On March 6, 2019, Scottish Re (U.S.), Inc. (“SRUS”), a Delaware domestic life and health reinsurer of F&G, was ordered into receivership for purposes of rehabilitation. As of September 30, 2021, the net amount recoverable from SRUS was $30 million. The financial exposure related to these ceded reserves are substantially mitigated via a reinsurance agreement whereby Wilton Re assumes treaty non-performance including credit risk for this business. Wilton Re is currently meeting all conditions related to these assumed obligations.
On July 9, 2019, Pavonia Life Insurance Company of Michigan (“Pavonia”), a Michigan domiciled life, accident, and health insurance company, was placed into rehabilitation.  While the court order indicated that Pavonia had a stable financial condition and lack of non-insurance affiliated investments, the Director of the Michigan Department of Insurance and Financial Services (“MDIFS") has concerns relating to Pavonia's parent company. To insulate Pavonia from its parent until a pending acquisition transaction could be consummated, MDIFS placed Pavonia under supervision and rehabilitation. As of September 30, 2021, the net amount recoverable from Pavonia was $76 million. On July 15, 2021, Aspida Holdings Ltd. (“Aspida”) acquired Global Bankers Insurance Group, LLC, the parent company of Pavonia, and is now known as Aspida Financial Services, LLC (“Aspida Financial”).

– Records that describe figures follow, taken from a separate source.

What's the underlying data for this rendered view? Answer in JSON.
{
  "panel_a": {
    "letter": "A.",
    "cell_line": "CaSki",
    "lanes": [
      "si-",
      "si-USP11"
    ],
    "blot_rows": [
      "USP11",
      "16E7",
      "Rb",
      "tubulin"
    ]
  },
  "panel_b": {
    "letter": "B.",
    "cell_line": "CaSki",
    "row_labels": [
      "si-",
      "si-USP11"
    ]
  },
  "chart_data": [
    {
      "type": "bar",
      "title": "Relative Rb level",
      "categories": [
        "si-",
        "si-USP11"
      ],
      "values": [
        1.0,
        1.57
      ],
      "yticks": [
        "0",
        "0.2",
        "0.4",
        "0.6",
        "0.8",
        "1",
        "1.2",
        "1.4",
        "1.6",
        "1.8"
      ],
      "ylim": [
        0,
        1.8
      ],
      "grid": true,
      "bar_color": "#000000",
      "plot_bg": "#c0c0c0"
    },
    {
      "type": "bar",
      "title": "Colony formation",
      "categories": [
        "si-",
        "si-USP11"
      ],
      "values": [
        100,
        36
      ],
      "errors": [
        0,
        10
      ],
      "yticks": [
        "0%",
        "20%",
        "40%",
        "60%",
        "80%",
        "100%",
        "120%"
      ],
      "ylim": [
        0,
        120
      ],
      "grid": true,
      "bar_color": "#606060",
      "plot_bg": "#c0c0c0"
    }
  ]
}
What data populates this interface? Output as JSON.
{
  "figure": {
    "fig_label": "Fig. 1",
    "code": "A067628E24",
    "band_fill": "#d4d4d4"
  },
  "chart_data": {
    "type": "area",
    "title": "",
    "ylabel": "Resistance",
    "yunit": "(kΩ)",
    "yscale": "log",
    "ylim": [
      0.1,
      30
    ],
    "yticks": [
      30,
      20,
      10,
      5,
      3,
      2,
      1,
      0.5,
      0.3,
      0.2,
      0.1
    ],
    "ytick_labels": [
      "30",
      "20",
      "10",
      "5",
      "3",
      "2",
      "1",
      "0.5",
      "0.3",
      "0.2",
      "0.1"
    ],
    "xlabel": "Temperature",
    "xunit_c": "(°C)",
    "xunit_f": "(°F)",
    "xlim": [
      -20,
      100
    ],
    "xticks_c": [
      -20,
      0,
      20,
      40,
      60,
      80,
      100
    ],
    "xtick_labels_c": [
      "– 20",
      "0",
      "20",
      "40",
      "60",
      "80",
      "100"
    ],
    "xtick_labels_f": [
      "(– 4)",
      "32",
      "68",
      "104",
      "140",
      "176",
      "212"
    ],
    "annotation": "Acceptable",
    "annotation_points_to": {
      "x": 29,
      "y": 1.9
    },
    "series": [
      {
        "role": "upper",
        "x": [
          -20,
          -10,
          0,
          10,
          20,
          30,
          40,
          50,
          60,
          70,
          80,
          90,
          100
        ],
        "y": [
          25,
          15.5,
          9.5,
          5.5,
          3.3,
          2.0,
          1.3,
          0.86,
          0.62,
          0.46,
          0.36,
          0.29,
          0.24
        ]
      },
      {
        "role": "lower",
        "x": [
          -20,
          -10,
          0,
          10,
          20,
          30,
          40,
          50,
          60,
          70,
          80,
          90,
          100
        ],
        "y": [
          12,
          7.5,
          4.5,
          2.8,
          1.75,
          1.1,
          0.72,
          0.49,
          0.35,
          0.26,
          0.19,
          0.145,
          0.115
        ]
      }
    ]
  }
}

Following the acquisition, Pavonia is no longer in rehabilitation. We believe any financial exposure related to these ceded reserves would be substantially mitigated via a reinsurance agreement whereby Wilton Re assumes treaty non-performance including credit risk for this business.
There have been no other material changes in the reinsurance and the intercompany reinsurance agreements described in our Annual Report on Form 10-K for the year ended December 31, 2020.